Histoire et caractéristiques de la tradition bouddhiste tibétaine Nyingmapa
14 Janvier 2013
Les corps grossiers des hommes et des femmes sont également adaptés, mais si une femme a une forte aspiration, son potentiel est supérieur (Padmasambhava).
Les femmes ont joué et jouent encore un rôle plus important dans la tradition Nyingmapa que dans les autres traditions du bouddhisme tibétain. La grande majorité des tertöns se composait d'homme. Les épouses mystiques sont très importantes pour les tertöns qui ont besoin de l'inspiration du principe féminin.
Padmasambhava eut 5 épouses mystiques, émanations du corps de Vajravahari dont il ne se séparait jamais :
- Yéshé Tsogyal
- Mandarava de Zahor, sa première épouse, la dakini de Longue Vie car elle réalisa avec Padmasambhava les pratiques de longue vie. Jetsunma Ahkon Lhamo (1949), de la lignée Palyul, a été reconnu comme son émanation. William Cassidy a généré une polémique à son propos en prétendant que Penor Rinpoché avait laissé une lettre, qui ne devait être lue qu'après sa mort, et dans laquelle il remettait en doute le statut de Jetsunma d'Ahkon Lhamo. William Cassidy reconnaît toutefois qu'il n'a jamais vu cette lettre
- Belmo Shakyadevi, fille du roi népalais Punyedhara
- Belwang Kalasiddhi, du Népal, fut découverte dans un charnier par Mandarava qui l'éleva
- Tashi Khyidren, du Bhoutan, fille du roi Hamra. Elle serait renée comme la fille de Machik Labdrön.
Il faut également citer Khandro Wongchang dont on ne sait malheureusement rien.
A Yéshé Tsogyal, on reconnaît, en outre, trois émanations :
- Machik Labdrön (1055-1149) est la fondatrice de la pratique méditative du Chöd considérée comme étant la seule d'origine tibétaine. Pendant sa longue vie et parmi ses nombreux disciples, Machik Labdrön eut quatre femmes remarquables, nommées les Quatre Joyaux : Joyau Gotsa, Joyau Paldèn, Joyau Sönam et Joyau Rinchèn. On dit que 108 de ses disciples féminins obtinrent la réalisation. Son arrière petit-fils, Deunyeu Samdroup, permit à dix-huit de ses dsiciples féminins (les Dix-huit Filles) d'atteindre la réalisation.

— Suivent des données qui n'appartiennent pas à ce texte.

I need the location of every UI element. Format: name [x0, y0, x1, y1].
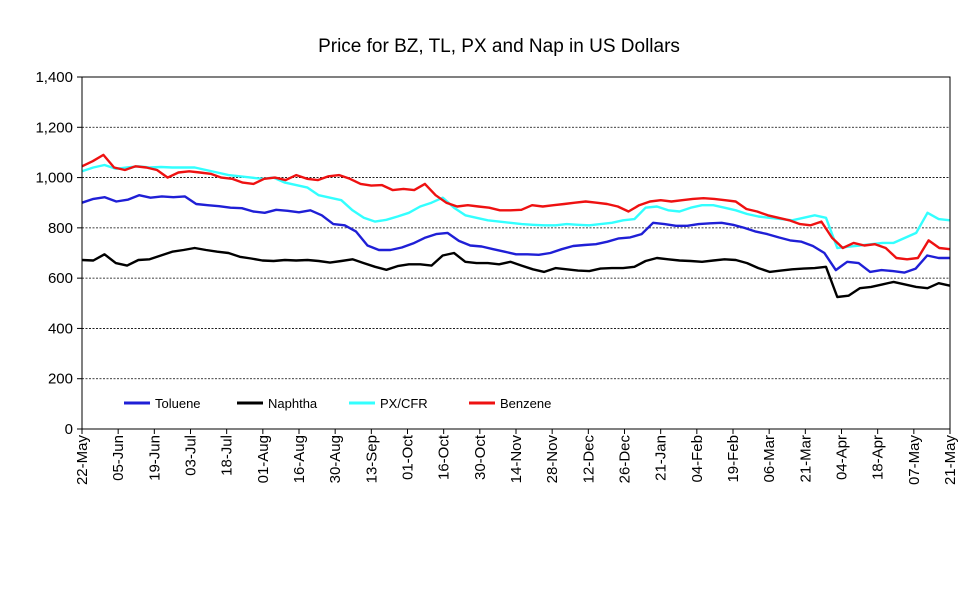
x-tick-label: 04-Apr: [834, 435, 851, 480]
legend-label: Toluene: [155, 396, 201, 411]
x-tick-label: 14-Nov: [508, 435, 525, 484]
grid-lines: [82, 76, 950, 380]
x-axis-ticks: 22-May 05-Jun 19-Jun 03-Jul 18-Jul 01-Aug 16-A…: [74, 429, 959, 485]
legend-item: Naphtha: [237, 396, 318, 411]
x-tick-label: 28-Nov: [544, 435, 561, 484]
y-tick-label: 400: [48, 320, 73, 337]
y-tick-label: 200: [48, 371, 73, 388]
legend-label: Naphtha: [268, 396, 318, 411]
x-tick-label: 21-Mar: [797, 435, 814, 483]
x-tick-label: 30-Aug: [327, 435, 344, 483]
x-tick-label: 05-Jun: [110, 435, 127, 481]
series-line-naphtha: [81, 246, 951, 299]
legend-item: Benzene: [469, 396, 551, 411]
x-tick-label: 01-Oct: [400, 434, 417, 480]
x-tick-label: 26-Dec: [617, 435, 634, 484]
x-tick-label: 07-May: [906, 435, 923, 486]
x-tick-label: 21-May: [942, 435, 959, 486]
y-tick-label: 1,400: [35, 69, 73, 86]
legend-label: PX/CFR: [380, 396, 428, 411]
legend-item: PX/CFR: [349, 396, 428, 411]
x-tick-label: 21-Jan: [653, 435, 670, 481]
series-line-px-cfr: [81, 163, 951, 250]
legend-label: Benzene: [500, 396, 551, 411]
x-tick-label: 06-Mar: [761, 435, 778, 483]
x-tick-label: 22-May: [74, 435, 91, 486]
x-tick-label: 16-Aug: [291, 435, 308, 483]
x-tick-label: 30-Oct: [472, 434, 489, 480]
y-tick-label: 1,200: [35, 119, 73, 136]
x-tick-label: 03-Jul: [183, 435, 200, 476]
x-tick-label: 16-Oct: [436, 434, 453, 480]
chart-title: Price for BZ, TL, PX and Nap in US Dolla…: [318, 36, 680, 57]
series-lines: [81, 153, 951, 299]
y-tick-label: 1,000: [35, 170, 73, 187]
y-tick-label: 800: [48, 220, 73, 237]
plot-area: [81, 76, 951, 430]
series-line-benzene: [81, 153, 951, 261]
x-tick-label: 18-Apr: [870, 435, 887, 480]
x-tick-label: 01-Aug: [255, 435, 272, 483]
y-tick-label: 600: [48, 270, 73, 287]
legend: Toluene Naphtha PX/CFR Benzene: [124, 396, 551, 411]
x-tick-label: 18-Jul: [219, 435, 236, 476]
x-tick-label: 12-Dec: [580, 435, 597, 484]
x-tick-label: 19-Feb: [725, 435, 742, 483]
x-tick-label: 19-Jun: [146, 435, 163, 481]
y-axis-ticks: 0 200 400 600 800 1,000 1,200 1,400: [35, 69, 82, 438]
y-tick-label: 0: [65, 421, 73, 438]
legend-item: Toluene: [124, 396, 201, 411]
x-tick-label: 13-Sep: [363, 435, 380, 483]
series-line-toluene: [81, 193, 950, 274]
x-tick-label: 04-Feb: [689, 435, 706, 483]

- Urgyen Tsomo (1897- ?) apparut en rêve au XVème Karmapa qui comprit qu'il devait l'épouser pour prolonger sa vie. Il fut le premier et le seul Karmapa à se marier. Très malade, il put cependant prolonger sa vie de neuf ans. Ils eurent trois fils. Après la mort du Karmapa, elle entra en retraite au monastère de Tsourphou jusqu'à la fin de sa vie, en dépit de l'invasion chinoise.
- Khandro Rinpoché (1967), a été reconnue par le XVIème Karmapa comme la réincarnation de'Urgyen Tsomo. Elle est la fille du onzième Mindroling Trichen, Trichen Jurmé Kunzang Wangyal (1930-2008), chef de la tradition Nyingmapa en 2003. détenant les lignées des traditions Nyingma et Kagyu, elle enseigne et dirige le centre de Samten Tse, en Inde.
Par ailleurs, la lignée de Mindroling se distingue par l'existence d'une lignée des Jetsunma, lignée de grands maîtres féminins, filles des différents Trichen Mindroling, comme Jetsün Tsering Paldron (1699-1769). Terdag Lingpa (1646-1714) a souligné l'importance de former les femmes comme pratiquantes et enseignantes, en commençant par sa propre fille, Jetsün Mingyur Paldron.
Dans la lignée de Palyul, on peut citer également Genyenma Ahkön Lhamo, la soeur de Rigdzin Kunzang Sherab, premier détenteur du trône. Elle passa la plupart de sa vie à méditer dans une grotte donnant sur la Vallée Rouge et fut reconnu comme dakini. Elle était en outre l'un des disciples principaux du Tertön Migyur Dorjé dont les termas ont alimenté la lignée de Palyul.